Youtube Economics (Part 2) - Nassim Taleb and the uselessness of Economic Theory

Today’s speaker… Nassim Taleb on the limitations of economic and financial theory.

Last time we had an easy-to-understand walkthrough of the important issue of motivation. This time we are going heavy by introducing Nassim Taleb, a mathmatician, essayist and trader, who has investigated the incompleteness of most mainstream economic theory. The fundamental question he addresses is: When can economic and financial theory be applied?

The answer is: Not in complex settings. And given that the economy is a complex setting, the implication is that most economic and financial theory basically cannot be used at all.

The problem in complex settings, where uncertainty is present, is small probabilities and their impacts. I will not try to explain the reason for this here, but instead I recommend reading one or more of his books, as they are well written, extremely thought-provoking and happen to have some very well formulated arguments against modern economics. And then you should obviously watch this speech recorded at Harvard in April 2010.

Some quotes from his 2004 book “Fooled by Randomness”…

“In economics, for instance, we have very large models of risk calculations sitting on very rickety assumptions (actually, not rickety but plain wrong). They smoke us with math, but everything else is wrong. Getting the right assumptions may matter more than having a sophisticated model.”

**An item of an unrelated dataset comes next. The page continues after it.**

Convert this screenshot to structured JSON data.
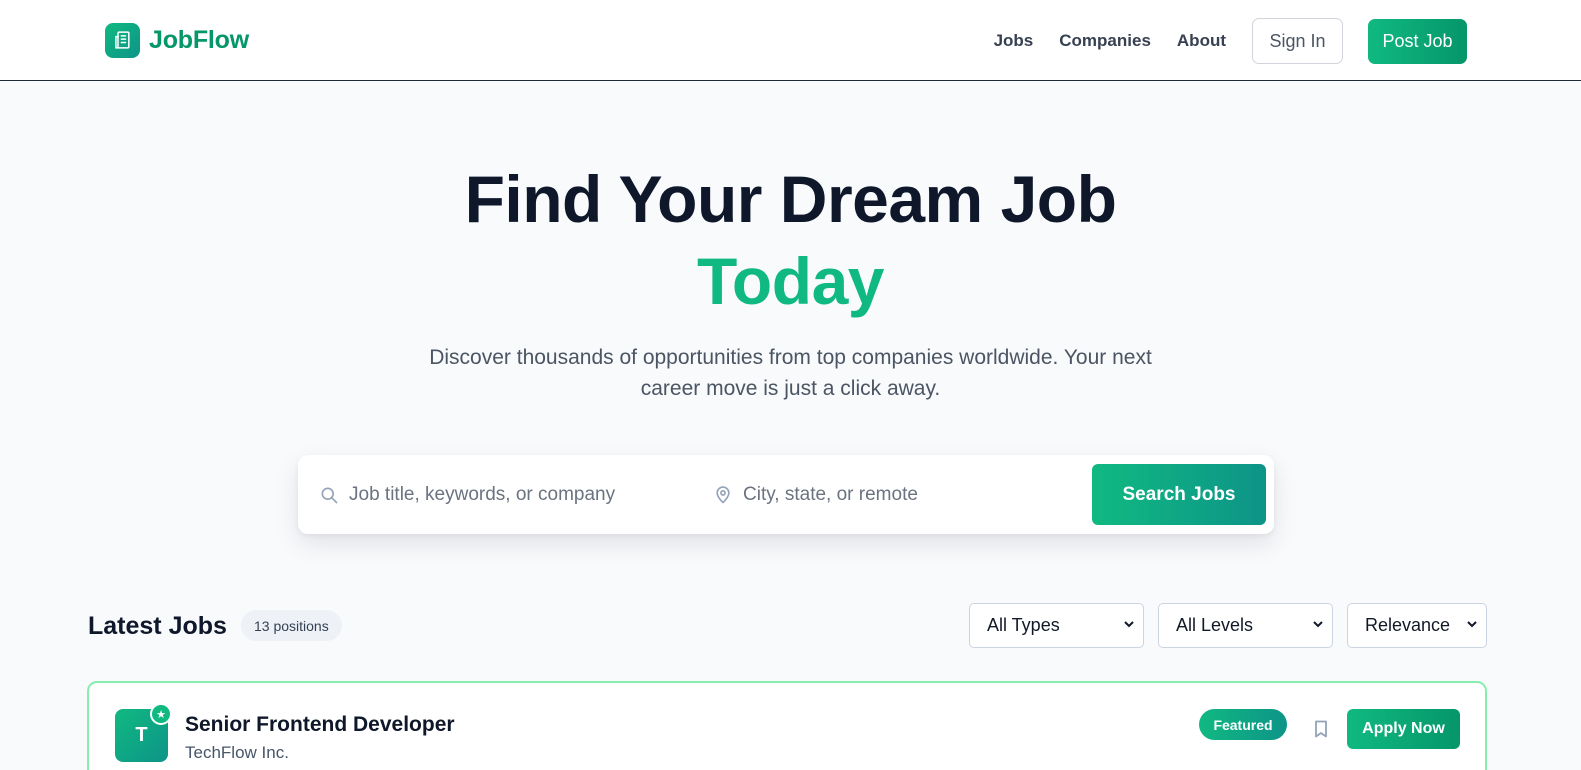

“I am glad to be a trader taking advantage of people’s biases but I am scared of living in such society.”

“The difference between utility of wealth and utility of changes in wealth is not trivial: It leads to dependence on the observation period (as a lower observation period leads to a larger number of changes red.). In fact the notion, taken to its limit, leads to the complete revision of economic theory: Neoclassical economics will no longer be useful beyond mathematical exercises.”

“Recall that ideas do not truly sink in when emotions come into play; we do not use our rational brain outside the classroom.”

…And one from his 2007 bestseller, “The Black Swan”

“Globalization creates interlocking fragility, while reducing volatility and giving the appearance of stability. In other words it creates devastating Black Swans. We have never lived before under the threat of a global collapse. Financial Institutions have been merging into a smaller number of very large banks. Almost all banks are interrelated. So the financial ecology is swelling into gigantic, incestuous, bureaucratic banks – when one fails, they all fall. The increased concentration among banks seems to have the effect of making financial crisis less likely, but when they happen they are more global in scale and hit us very hard. We have moved from a diversified ecology of small banks, with varied lending policies, to a more homogeneous framework of firms that all resemble one another. True, we now have fewer failures, but when they occur .... I shiver at the thought. The government-sponsored institution Fannie Mae when I look at its risks, seems to be sitting on a barrel of dynamite, vulnerable to the slightest hiccup. But not to worry: their large staff of scientists deem these events "unlikely".”